Grippe : cette nouvelle et puissante arme qui va faire oublier le vaccin

Un gène peut combattre 59 souches du virus de la grippe, et serait donc bien plus efficace que le vaccin actuel.

SANTÉ – Des chercheurs auraient trouvé une alternative au vaccin contre la grippe. Leur étude potentiellement révolutionnaire, publiée dans la revue Science, indique qu’un gène peut combattre 59 souches du virus de la grippe.

Grâce à une combinaison d’immunothérapie et de thérapie génique, ils ont créé un anticorps artificiel capable de protéger les souris contre des dizaines de souches du virus de la grippe.

Le vaccin n’est jamais efficace à 100%

Comme le virus de la grippe mute sans arrêt, le vaccin n’est jamais efficace à 100%, et de ce fait boudé par beaucoup trop de Français. « Le virus de la grippe mute en permanence, de manière parfaitement aléatoire », explique Bruno Lina, professeur de virologie à l’Université Lyon 1 et Chef de Service chez Hospices Civils de Lyon.  « Certains virus mutés échappent à la réponse immunitaire, et peuvent ainsi infecter des personnes qui ont déjà eu la grippe.
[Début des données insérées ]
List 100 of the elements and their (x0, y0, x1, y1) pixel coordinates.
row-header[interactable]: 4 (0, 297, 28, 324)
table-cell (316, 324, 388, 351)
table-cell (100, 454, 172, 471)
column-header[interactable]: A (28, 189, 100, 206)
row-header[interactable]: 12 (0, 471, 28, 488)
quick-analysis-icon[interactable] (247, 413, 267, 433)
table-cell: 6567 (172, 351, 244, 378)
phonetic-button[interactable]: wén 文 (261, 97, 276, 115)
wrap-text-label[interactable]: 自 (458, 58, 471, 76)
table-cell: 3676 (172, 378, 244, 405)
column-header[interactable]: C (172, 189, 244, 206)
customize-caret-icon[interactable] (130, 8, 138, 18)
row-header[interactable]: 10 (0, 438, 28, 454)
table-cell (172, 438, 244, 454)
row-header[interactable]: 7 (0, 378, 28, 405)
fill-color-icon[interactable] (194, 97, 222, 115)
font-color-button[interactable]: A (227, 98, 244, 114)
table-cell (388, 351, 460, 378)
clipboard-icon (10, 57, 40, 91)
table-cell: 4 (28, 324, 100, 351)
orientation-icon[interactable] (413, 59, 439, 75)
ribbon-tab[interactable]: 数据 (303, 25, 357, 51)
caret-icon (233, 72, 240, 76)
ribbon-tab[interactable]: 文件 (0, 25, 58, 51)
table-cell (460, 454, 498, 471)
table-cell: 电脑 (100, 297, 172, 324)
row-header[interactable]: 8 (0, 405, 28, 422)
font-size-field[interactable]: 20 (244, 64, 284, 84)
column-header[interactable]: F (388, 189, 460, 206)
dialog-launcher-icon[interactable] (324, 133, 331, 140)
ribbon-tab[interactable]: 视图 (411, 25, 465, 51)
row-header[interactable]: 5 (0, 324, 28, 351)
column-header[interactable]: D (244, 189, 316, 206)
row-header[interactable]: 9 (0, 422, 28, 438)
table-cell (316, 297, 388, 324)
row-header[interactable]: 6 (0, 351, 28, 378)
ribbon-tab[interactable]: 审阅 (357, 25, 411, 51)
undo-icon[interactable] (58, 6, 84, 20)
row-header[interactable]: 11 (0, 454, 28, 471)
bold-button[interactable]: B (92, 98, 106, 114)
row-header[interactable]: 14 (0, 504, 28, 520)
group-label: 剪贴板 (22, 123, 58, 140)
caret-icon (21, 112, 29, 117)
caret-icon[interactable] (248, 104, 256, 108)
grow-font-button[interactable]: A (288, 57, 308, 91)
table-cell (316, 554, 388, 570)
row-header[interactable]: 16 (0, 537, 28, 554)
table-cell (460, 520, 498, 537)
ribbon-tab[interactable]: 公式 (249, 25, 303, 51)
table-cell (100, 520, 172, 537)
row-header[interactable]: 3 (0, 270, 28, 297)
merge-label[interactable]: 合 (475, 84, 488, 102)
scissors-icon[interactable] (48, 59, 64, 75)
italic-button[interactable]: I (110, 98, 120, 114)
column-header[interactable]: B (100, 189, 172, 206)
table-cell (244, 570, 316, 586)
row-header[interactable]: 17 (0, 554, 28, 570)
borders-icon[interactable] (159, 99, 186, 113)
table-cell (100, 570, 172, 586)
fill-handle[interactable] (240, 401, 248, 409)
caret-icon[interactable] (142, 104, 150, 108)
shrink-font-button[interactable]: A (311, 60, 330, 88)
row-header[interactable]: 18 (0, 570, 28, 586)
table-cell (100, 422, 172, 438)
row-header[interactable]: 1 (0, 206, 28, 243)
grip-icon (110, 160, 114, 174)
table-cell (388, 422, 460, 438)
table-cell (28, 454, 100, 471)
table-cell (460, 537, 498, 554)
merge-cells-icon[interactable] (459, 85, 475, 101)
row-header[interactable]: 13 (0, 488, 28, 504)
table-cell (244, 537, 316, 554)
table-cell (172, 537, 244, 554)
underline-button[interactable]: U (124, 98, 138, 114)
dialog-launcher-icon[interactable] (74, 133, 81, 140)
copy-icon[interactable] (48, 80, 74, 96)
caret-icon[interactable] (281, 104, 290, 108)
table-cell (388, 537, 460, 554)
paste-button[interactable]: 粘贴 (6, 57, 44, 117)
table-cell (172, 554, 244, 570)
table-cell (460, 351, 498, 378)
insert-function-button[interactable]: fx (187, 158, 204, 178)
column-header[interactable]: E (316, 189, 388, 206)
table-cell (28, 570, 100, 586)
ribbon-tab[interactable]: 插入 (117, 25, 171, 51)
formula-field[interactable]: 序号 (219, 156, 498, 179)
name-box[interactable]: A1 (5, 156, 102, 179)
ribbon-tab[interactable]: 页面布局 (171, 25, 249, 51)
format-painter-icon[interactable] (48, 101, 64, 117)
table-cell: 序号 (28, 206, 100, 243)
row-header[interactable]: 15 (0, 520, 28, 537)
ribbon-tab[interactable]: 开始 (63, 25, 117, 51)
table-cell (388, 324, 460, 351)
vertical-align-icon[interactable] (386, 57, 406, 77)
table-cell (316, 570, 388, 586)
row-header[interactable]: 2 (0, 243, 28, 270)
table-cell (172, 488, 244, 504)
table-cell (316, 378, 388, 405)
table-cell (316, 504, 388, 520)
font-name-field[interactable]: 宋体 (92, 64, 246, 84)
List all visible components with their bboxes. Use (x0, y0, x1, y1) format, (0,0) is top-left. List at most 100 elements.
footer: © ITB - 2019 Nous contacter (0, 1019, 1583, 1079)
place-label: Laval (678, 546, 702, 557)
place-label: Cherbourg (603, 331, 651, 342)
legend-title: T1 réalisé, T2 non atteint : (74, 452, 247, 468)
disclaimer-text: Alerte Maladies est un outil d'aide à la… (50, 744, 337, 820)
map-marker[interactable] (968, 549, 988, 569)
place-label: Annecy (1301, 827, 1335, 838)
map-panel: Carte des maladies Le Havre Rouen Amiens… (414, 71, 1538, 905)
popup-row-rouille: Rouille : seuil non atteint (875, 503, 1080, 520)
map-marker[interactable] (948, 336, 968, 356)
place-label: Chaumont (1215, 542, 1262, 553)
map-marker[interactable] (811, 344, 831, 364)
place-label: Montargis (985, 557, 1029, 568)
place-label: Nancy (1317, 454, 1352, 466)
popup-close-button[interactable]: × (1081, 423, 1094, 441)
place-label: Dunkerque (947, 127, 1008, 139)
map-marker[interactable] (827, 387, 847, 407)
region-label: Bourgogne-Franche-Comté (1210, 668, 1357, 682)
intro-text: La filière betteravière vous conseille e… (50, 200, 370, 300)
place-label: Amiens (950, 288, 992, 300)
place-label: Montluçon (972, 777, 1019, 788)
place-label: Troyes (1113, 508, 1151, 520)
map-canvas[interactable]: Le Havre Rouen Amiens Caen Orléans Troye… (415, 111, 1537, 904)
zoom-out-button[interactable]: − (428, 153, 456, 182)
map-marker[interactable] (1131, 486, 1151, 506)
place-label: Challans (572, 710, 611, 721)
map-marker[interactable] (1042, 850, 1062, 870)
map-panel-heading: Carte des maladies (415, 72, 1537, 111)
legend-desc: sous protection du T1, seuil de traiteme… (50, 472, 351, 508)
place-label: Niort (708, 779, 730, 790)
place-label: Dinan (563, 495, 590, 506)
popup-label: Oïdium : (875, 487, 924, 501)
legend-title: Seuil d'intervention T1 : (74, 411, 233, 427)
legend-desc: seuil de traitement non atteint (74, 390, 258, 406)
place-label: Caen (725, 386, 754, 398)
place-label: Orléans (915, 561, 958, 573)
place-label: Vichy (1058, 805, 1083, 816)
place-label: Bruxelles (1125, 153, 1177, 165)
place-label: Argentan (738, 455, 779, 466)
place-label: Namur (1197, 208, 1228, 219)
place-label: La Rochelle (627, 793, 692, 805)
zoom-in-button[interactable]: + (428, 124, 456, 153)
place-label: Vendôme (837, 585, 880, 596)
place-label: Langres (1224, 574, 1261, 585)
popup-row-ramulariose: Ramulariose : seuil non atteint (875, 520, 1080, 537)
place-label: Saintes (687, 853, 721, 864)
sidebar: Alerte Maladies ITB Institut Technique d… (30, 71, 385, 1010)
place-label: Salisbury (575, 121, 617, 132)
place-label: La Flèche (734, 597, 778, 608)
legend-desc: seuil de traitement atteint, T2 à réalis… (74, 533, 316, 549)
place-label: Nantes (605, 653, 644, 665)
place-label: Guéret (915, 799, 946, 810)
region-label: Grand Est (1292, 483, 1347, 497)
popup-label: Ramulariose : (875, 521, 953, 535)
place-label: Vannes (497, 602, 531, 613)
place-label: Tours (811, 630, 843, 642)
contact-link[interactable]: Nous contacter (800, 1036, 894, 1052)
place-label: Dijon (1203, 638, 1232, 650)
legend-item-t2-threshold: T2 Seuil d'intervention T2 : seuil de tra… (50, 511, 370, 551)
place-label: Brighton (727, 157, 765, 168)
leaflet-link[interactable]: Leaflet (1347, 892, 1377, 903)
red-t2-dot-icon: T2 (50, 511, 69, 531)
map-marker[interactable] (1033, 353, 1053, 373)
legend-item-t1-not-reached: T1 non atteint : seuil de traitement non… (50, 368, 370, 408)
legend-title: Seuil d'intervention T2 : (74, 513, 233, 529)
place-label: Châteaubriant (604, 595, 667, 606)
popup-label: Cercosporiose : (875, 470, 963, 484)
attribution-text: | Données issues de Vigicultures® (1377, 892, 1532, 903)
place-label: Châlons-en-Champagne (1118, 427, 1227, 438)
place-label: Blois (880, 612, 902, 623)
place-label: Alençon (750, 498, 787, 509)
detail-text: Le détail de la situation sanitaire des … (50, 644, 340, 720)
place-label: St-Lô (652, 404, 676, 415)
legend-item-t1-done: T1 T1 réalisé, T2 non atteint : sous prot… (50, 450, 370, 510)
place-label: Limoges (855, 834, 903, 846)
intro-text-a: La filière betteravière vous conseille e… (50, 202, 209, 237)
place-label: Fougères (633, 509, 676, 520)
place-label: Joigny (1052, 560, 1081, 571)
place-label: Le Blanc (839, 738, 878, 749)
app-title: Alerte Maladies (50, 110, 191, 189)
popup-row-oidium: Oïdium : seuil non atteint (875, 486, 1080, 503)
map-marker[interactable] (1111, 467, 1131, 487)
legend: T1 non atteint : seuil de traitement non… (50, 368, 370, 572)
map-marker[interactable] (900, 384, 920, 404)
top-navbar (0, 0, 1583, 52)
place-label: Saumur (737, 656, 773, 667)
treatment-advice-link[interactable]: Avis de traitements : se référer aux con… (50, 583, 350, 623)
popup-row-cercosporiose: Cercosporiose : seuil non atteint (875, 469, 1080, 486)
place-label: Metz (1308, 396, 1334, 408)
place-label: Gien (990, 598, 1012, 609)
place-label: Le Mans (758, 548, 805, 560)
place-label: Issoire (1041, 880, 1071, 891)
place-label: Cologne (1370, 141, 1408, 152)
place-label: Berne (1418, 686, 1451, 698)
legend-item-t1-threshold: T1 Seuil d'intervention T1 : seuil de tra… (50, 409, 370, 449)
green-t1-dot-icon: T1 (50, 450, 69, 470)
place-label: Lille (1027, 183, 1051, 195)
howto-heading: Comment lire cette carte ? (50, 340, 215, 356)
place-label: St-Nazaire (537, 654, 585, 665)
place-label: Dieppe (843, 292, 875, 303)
En ce sens, même s’il est ajusté chaque année, le vaccin contre la maladie ne peut pas être efficace à 100% ».

Selon le dernier bulletin épidémiologique hebdomadaire, deux virus de la grippe différents se sont ainsi succédés l’année dernière : le « virus A(H1N1) pdm09 » et le « virus B Lignage Yamagata ». Le vaccin a été efficace contre le premier, mais pas contre le deuxième. Résultat : le nombre de consultations pour syndrome grippal pendant l’épidémie a été estimé à près de 2,4 millions, avec une surmortalité importante (17 000 décès).

Des souris saines et sauves

Tout a commencé lorsque les chercheurs ont découvert que de rares personnes produisaient naturellement des anticorps capables de lutter contre diverses souches de la grippe. Les auteurs de l’étude se sont demandé s’ils pouvaient enchaîner ces anticorps entre eux en une sorte de super-anticorps. Ils ont alors créé un gène capable de fabriquer quatre de ces anticorps.

Impossible à transmettre grâce à un vaccin, ce gène a été injecté dans un virus inoffensif., que les scientifiques ont diffusé dans le nez de souris. Le virus contenant les anticorps s’est glissé dans les cellules de l’animal et a alors commencé à produire ces super-anticorps. Soixante souches du virus de la grippe, dont l’une qui aurait dû leur être fatale, leur ont ensuite été inoculés. Résultat : seule une souche sur les 59 n’a pas été maîtrisée par les anticorps. Il s’agissait cependant d’un type de grippe aviaire qui n’a jusqu’alors jamais infecté d’humains.